Meanwhile at the VA Dementia Ward

2 people

Winning Bingo

I am not big on omens, but the wind rattled some dead leaves into the building with me today and it caught my attention.

You never know what you’ll find in the ward on any given day.

My guy was agitated. He said, clearly, I want to go to my room. Normally they don’t want the inmates alone in their room where they can’t watch them. But they trust me so I took him back to his room and we started going through a photo book together. The nurse said she had given him a shot of something and that he would likely calm down.

Then he said Bingo. I asked if he wanted to go to Bingo and he said yes. So I found his most important hat, arranged my jacket over him for warmth and headed out.

He had been complaining that he could not hear and I asked if they had cleaned his ears out. He said yes, but still could not hear me as talked to him while wheeling towards bingo. No more singing together in the hallways.

We got our two bingo cards and found an empty spot at a table. We got nowhere on the first few games and he actually fell asleep for a bit, perhaps the shot taking effect. So there I was playing bingo among a group of men and some women in various states of physical and mental decline. Guys come from all over the VA and from outside for bingo, but it is not the first choice of people with lots of better options.
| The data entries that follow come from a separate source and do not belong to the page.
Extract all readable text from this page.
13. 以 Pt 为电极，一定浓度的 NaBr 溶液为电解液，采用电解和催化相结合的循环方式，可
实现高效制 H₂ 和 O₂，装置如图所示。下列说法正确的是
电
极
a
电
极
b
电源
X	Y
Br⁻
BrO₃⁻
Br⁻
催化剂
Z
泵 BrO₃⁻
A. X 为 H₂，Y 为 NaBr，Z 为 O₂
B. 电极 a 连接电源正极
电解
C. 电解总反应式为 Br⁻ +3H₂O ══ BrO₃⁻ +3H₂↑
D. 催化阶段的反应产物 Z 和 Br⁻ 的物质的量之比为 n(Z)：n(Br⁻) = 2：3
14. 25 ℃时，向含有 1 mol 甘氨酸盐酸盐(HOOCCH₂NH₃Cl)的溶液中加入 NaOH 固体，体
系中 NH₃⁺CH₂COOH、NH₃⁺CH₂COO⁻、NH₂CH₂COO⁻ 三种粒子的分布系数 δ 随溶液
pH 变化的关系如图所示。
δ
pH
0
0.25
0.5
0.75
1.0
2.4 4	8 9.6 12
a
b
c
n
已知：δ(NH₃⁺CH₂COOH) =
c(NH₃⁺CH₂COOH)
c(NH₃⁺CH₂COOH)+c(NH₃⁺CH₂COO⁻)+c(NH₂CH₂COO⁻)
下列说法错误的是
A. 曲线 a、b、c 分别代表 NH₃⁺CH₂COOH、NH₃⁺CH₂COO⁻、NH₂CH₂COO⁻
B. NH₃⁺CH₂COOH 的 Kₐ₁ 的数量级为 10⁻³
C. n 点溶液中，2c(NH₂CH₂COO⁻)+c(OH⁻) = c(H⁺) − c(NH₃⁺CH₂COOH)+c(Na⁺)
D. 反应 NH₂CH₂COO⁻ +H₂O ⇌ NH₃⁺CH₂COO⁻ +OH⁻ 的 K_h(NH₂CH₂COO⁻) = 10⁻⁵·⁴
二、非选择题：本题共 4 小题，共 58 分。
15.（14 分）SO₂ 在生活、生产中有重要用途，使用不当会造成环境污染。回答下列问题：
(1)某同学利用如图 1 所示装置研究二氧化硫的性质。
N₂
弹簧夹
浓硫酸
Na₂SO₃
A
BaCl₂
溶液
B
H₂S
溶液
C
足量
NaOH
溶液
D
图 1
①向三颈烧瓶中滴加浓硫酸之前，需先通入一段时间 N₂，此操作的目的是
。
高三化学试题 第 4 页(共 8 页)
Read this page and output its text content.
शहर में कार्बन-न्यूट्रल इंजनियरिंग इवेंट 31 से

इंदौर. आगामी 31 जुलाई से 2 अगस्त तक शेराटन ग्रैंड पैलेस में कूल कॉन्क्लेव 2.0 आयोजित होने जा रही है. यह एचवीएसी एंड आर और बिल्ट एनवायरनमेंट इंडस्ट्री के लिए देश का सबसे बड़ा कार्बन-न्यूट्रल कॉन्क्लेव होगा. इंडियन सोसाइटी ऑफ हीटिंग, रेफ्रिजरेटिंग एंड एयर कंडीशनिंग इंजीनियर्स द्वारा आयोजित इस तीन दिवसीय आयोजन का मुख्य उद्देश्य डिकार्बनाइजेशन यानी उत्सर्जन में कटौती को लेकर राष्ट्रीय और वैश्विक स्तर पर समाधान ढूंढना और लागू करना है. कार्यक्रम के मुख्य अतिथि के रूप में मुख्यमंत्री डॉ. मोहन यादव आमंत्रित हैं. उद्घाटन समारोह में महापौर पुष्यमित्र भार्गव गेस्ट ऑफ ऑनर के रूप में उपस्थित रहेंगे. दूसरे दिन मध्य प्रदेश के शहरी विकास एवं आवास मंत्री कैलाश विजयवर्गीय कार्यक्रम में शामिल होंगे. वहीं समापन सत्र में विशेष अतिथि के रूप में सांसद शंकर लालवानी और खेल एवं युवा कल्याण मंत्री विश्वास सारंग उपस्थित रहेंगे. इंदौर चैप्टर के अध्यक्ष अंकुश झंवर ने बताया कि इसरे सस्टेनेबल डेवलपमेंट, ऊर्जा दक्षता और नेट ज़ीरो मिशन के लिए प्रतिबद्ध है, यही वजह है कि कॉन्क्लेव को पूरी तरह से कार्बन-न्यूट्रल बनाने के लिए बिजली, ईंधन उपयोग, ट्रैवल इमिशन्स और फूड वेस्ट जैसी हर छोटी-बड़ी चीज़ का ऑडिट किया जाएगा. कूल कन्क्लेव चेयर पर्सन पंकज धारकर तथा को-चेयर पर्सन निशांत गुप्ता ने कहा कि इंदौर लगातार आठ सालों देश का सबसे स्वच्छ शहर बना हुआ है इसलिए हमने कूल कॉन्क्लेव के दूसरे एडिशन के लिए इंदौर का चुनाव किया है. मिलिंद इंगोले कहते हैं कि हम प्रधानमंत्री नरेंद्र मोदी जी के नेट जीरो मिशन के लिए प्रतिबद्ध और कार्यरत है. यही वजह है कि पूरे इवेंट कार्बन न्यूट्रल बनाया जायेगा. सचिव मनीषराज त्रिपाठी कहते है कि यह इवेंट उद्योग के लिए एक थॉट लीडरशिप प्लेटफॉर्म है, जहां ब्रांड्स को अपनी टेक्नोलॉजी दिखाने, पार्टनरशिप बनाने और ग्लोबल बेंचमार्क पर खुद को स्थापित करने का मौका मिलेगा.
Young guys were playing NCAA basketball on the big screen TV, the utter opposite to the stiff, bent, and ragged bodies around me.

There were occasional outbursts of gruff good humor, “Ah, she’d be complaining in paradise…” “Shaddap, Joe, you don’t got no bingo.”

Strangely enough, we won both cards in one game, and then won a final game of “coverall” where you win when every single square is covered.

My guy woke each time I yelled out Bingo and he gave me a real, but barely identifiable smile for each win. You get a booklet worth $1 at the VA PX for each win: I asked him if we should buy a car, a boat, or a whole flock of goats. I got another micro smile.

As we wheeled back he asked a few times to have his hat adjusted up or down, depending on the the light. He was fighting his way through the drug to be able to form words.

I put him back where he had been when I got there and told him I would see him in a few days

My Jewish buddy had been asleep when I arrived and was still out cold when I left, which, sadly, made my life simpler.